Konflik Suriah: Siapa yang Terlibat dan Apa Kepentingan Mereka?

By , Rabu, 18 April 2018 | 17:00 WIB

Selama Iran dan Rusia berusaha mengamankan kepentingan geopolitik mereka di Suriah, posisi Turki akan tetap sangat tidak nyaman. Sama seperti hubungannya dengan AS atas Suriah sangat tegang hari ini, Turki menyadari bahwa jabat tangan hangat dari Iran dan Rusia tidak selalu berarti persekutuan yang langgeng.

Kurdi

Cengiz Gunes, The Open University

Aksi baru yang dipimpin AS terhadap Assad mungkin dapat menguntungkan atau merugikan Kurdi Suriah—tetapi dengan strategi jangka panjang AS yang sangat tidak jelas, sulit untuk memberikan sebuah ramalan.
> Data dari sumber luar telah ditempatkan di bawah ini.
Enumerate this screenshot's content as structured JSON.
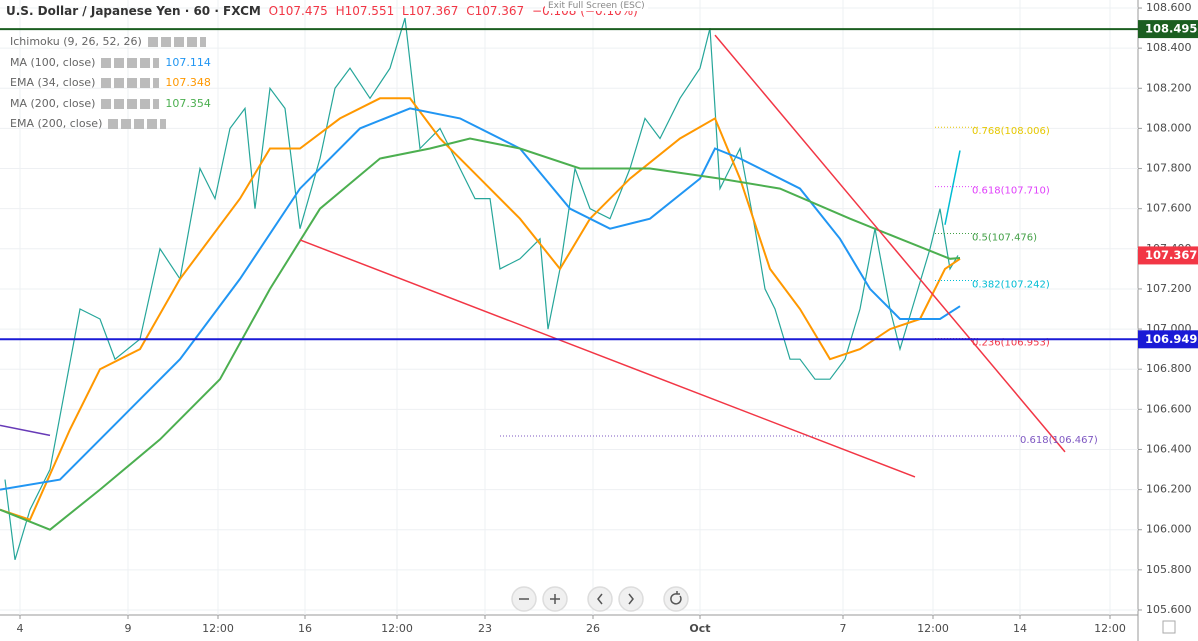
{
  "header": {
    "symbol": "U.S. Dollar / Japanese Yen · 60 · FXCM",
    "open": "O107.475",
    "high": "H107.551",
    "low": "L107.367",
    "close": "C107.367",
    "change": "−0.108 (−0.10%)",
    "exit": "Exit Full Screen (ESC)"
  },
  "indicators": [
    {
      "name": "Ichimoku (9, 26, 52, 26)"
    },
    {
      "name": "MA (100, close)",
      "value": "107.114",
      "color": "#2196f3"
    },
    {
      "name": "EMA (34, close)",
      "value": "107.348",
      "color": "#ff9800"
    },
    {
      "name": "MA (200, close)",
      "value": "107.354",
      "color": "#4caf50"
    },
    {
      "name": "EMA (200, close)"
    }
  ],
  "chart_data": {
    "type": "line",
    "xlim": [
      0,
      1138
    ],
    "ylim": [
      105.575,
      108.64
    ],
    "xticks": [
      {
        "value": 20,
        "label": "4"
      },
      {
        "value": 128,
        "label": "9"
      },
      {
        "value": 218,
        "label": "12:00"
      },
      {
        "value": 305,
        "label": "16"
      },
      {
        "value": 397,
        "label": "12:00"
      },
      {
        "value": 485,
        "label": "23"
      },
      {
        "value": 593,
        "label": "26"
      },
      {
        "value": 700,
        "label": "Oct"
      },
      {
        "value": 843,
        "label": "7"
      },
      {
        "value": 933,
        "label": "12:00"
      },
      {
        "value": 1020,
        "label": "14"
      },
      {
        "value": 1110,
        "label": "12:00"
      }
    ],
    "yticks": [
      {
        "value": 105.6,
        "label": "105.600"
      },
      {
        "value": 105.8,
        "label": "105.800"
      },
      {
        "value": 106,
        "label": "106.000"
      },
      {
        "value": 106.2,
        "label": "106.200"
      },
      {
        "value": 106.4,
        "label": "106.400"
      },
      {
        "value": 106.6,
        "label": "106.600"
      },
      {
        "value": 106.8,
        "label": "106.800"
      },
      {
        "value": 107,
        "label": "107.000"
      },
      {
        "value": 107.2,
        "label": "107.200"
      },
      {
        "value": 107.4,
        "label": "107.400"
      },
      {
        "value": 107.6,
        "label": "107.600"
      },
      {
        "value": 107.8,
        "label": "107.800"
      },
      {
        "value": 108,
        "label": "108.000"
      },
      {
        "value": 108.2,
        "label": "108.200"
      },
      {
        "value": 108.4,
        "label": "108.400"
      },
      {
        "value": 108.6,
        "label": "108.600"
      }
    ],
    "grid": true,
    "series": [
      {
        "color": "#26a69a",
        "x": [
          5,
          15,
          30,
          50,
          65,
          80,
          100,
          115,
          140,
          160,
          180,
          200,
          215,
          230,
          245,
          255,
          270,
          285,
          300,
          320,
          335,
          350,
          370,
          390,
          405,
          420,
          440,
          460,
          475,
          490,
          500,
          520,
          540,
          548,
          560,
          575,
          590,
          610,
          630,
          645,
          660,
          680,
          700,
          710,
          720,
          740,
          755,
          765,
          775,
          790,
          800,
          815,
          830,
          845,
          860,
          875,
          890,
          900,
          915,
          930,
          940,
          950,
          958
        ],
        "values": [
          106.25,
          105.85,
          106.1,
          106.3,
          106.7,
          107.1,
          107.05,
          106.85,
          106.95,
          107.4,
          107.25,
          107.8,
          107.65,
          108.0,
          108.1,
          107.6,
          108.2,
          108.1,
          107.5,
          107.85,
          108.2,
          108.3,
          108.15,
          108.3,
          108.55,
          107.9,
          108.0,
          107.8,
          107.65,
          107.65,
          107.3,
          107.35,
          107.45,
          107.0,
          107.3,
          107.8,
          107.6,
          107.55,
          107.8,
          108.05,
          107.95,
          108.15,
          108.3,
          108.5,
          107.7,
          107.9,
          107.5,
          107.2,
          107.1,
          106.85,
          106.85,
          106.75,
          106.75,
          106.85,
          107.1,
          107.5,
          107.1,
          106.9,
          107.15,
          107.4,
          107.6,
          107.3,
          107.367
        ]
      },
      {
        "name": "EMA (34, close)",
        "color": "#ff9800",
        "x": [
          0,
          30,
          70,
          100,
          140,
          180,
          240,
          270,
          300,
          340,
          380,
          410,
          440,
          480,
          520,
          560,
          590,
          630,
          680,
          715,
          740,
          770,
          800,
          830,
          860,
          890,
          920,
          945,
          960
        ],
        "values": [
          106.1,
          106.05,
          106.5,
          106.8,
          106.9,
          107.25,
          107.65,
          107.9,
          107.9,
          108.05,
          108.15,
          108.15,
          107.95,
          107.75,
          107.55,
          107.3,
          107.55,
          107.75,
          107.95,
          108.05,
          107.75,
          107.3,
          107.1,
          106.85,
          106.9,
          107.0,
          107.05,
          107.3,
          107.35
        ]
      },
      {
        "name": "MA (100, close)",
        "color": "#2196f3",
        "x": [
          0,
          60,
          120,
          180,
          240,
          300,
          360,
          410,
          460,
          520,
          570,
          610,
          650,
          700,
          715,
          740,
          800,
          840,
          870,
          900,
          940,
          960
        ],
        "values": [
          106.2,
          106.25,
          106.55,
          106.85,
          107.25,
          107.7,
          108.0,
          108.1,
          108.05,
          107.9,
          107.6,
          107.5,
          107.55,
          107.75,
          107.9,
          107.85,
          107.7,
          107.45,
          107.2,
          107.05,
          107.05,
          107.114
        ]
      },
      {
        "name": "MA (200, close)",
        "color": "#4caf50",
        "x": [
          0,
          50,
          100,
          160,
          220,
          270,
          320,
          380,
          430,
          470,
          520,
          580,
          650,
          720,
          780,
          850,
          900,
          950,
          960
        ],
        "values": [
          106.1,
          106.0,
          106.2,
          106.45,
          106.75,
          107.2,
          107.6,
          107.85,
          107.9,
          107.95,
          107.9,
          107.8,
          107.8,
          107.75,
          107.7,
          107.55,
          107.45,
          107.35,
          107.354
        ]
      }
    ],
    "trend_lines": [
      {
        "color": "#f23645",
        "x": [
          715,
          1065
        ],
        "values": [
          108.465,
          106.388
        ]
      },
      {
        "color": "#f23645",
        "x": [
          300,
          915
        ],
        "values": [
          107.444,
          106.263
        ]
      },
      {
        "color": "#673ab7",
        "x": [
          0,
          50
        ],
        "values": [
          106.52,
          106.47
        ]
      },
      {
        "color": "#00bcd4",
        "x": [
          945,
          960
        ],
        "values": [
          107.52,
          107.89
        ]
      }
    ],
    "fib_levels": [
      {
        "label": "0.768(108.006)",
        "value": 108.006,
        "color": "#e6c800"
      },
      {
        "label": "0.618(107.710)",
        "value": 107.71,
        "color": "#e040fb"
      },
      {
        "label": "0.5(107.476)",
        "value": 107.476,
        "color": "#43a047"
      },
      {
        "label": "0.382(107.242)",
        "value": 107.242,
        "color": "#00bcd4"
      },
      {
        "label": "0.236(106.953)",
        "value": 106.953,
        "color": "#f23645"
      },
      {
        "label": "0.618(106.467)",
        "value": 106.467,
        "color": "#7e57c2"
      }
    ],
    "price_lines": [
      {
        "value": 108.495,
        "label": "108.495",
        "color": "#1b5e20"
      },
      {
        "value": 107.367,
        "label": "107.367",
        "color": "#f23645"
      },
      {
        "value": 106.949,
        "label": "106.949",
        "color": "#1a1ad6"
      }
    ]
  }
}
Federasi Demokratik Suriah Utara (DFNS) yang multi-etnis dan semi-otonom sejauh ini telah mendapatkan dukungan militer dan diplomatik dari koalisi pimpinan AS, dan dukungan itu akan banyak menentukan masa depan Kurdi di Suriah. Bahkan ketika proses perdamaian Astana yang dipimpin oleh Rusia memiliki potensi untuk menyingkirkan orang-orang Kurdi sama sekali, satu intervensi tegas yang dipimpin AS dapat berpotensi melemahkan rezim Assad ke titik di mana ia merasa lebih cenderung untuk bernegosiasi. Ini juga berarti Kurdi bisa mengandalkan pengaruh AS dan Prancis untuk mengamankan kesepakatan yang lebih baik untuk DFNS.

Di sisi lain, jika AS menyerang rezim ini tanpa komitmen yang kuat untuk mengawal konflik hingga tercipta sebuah resolusi, Rusia, Iran, dan pemerintah Assad mungkin akan menargetkan entitas yang dipimpin Kurdi sebagai “musuh di dalam”. Dalam skenario itu, Rusia bahkan dapat memberi lampu hijau kepada Turki untuk mengejar tujuan jangka panjangnya untuk membongkar seluruh entitas otonom yang dipimpin Kurdi, seperti yang telah dilakukan dengan invasi terbaru Turki terhadap Afrin di barat laut Suriah.

Koalisi pimpinan AS gagal mengecam keras pengambilan Afrin oleh Turki, dan Trump sejak itu mengisyaratkan bahwa AS akan “dalam waktu dekat” menarik pasukan. Hal itu menimbulkan kecemasan yang sangat besar di antara para pemimpin Kurdi di Suriah, dan membangkitkan momok ketakutan terburuk mereka: bahwa begitu ancaman ISIS benar-benar dihilangkan, aliansi krusial mereka dengan AS bisa berakhir dengan tiba-tiba.

Irak

Balsam Mustafa, University of Birmingham

Serangan udara atau intervensi yang dipimpin AS di Suriah dapat sangat mempengaruhi keamanan di Irak. Ada kekhawatiran nyata di Irak bahwa eskalasi di Suriah dapat menciptakan kekosongan keamanan yang berbahaya, memperkuat posisi para militan ISIS yang sudah ada di dekat perbatasan Irak-Suriah.

Dalam konferensi pers mingguannya pada 10 April, Perdana Menteri Irak Haider al Abadi menekankan bahwa pasukan Irak melakukan yang terbaik untuk “mengamankan semua tanah Irak” dan bahwa mereka “saat ini melakukan operasi di daerah gurun”. Dia juga mengungkapkan bahwa dia telah berbicara dengan Donald Trump untuk menekankan bahwa langkah-langkah berikutnya akan diambil untuk mengalahkan ISIS di Suriah timur, “berkoordinasi dengan mitra kami termasuk Rusia dan Suriah”.

Israel

Beverley Milton-Edwards, Queen’s University Belfast

Pemerintah Israel menghadapi tantangan keamanan yang semakin besar di perbatasan selatan. Di sana ada protes mingguan oleh ribuan orang Palestina di Jalur Gaza. Namun kekhawatiran keamanan yang lebih serius adalah di perbatasan utara yang sangat tegang dengan Suriah.

Ketakutan terbesar pemerintah Israel adalah eskalasi regional yang dramatis, dan kemungkinan Suriah akan menjadi teater konflik terbuka antara Rusia dan negara-negara seperti AS, Inggris, dan Prancis. Jika AS menanggapi serangan senjata kimia di Douma dengan kekuatan intens, itu dapat memicu efek domino yang dapat menarik Israel lebih jauh ke dalam pertempuran—terutama jika Irak berada di sisi pemerintah Assad.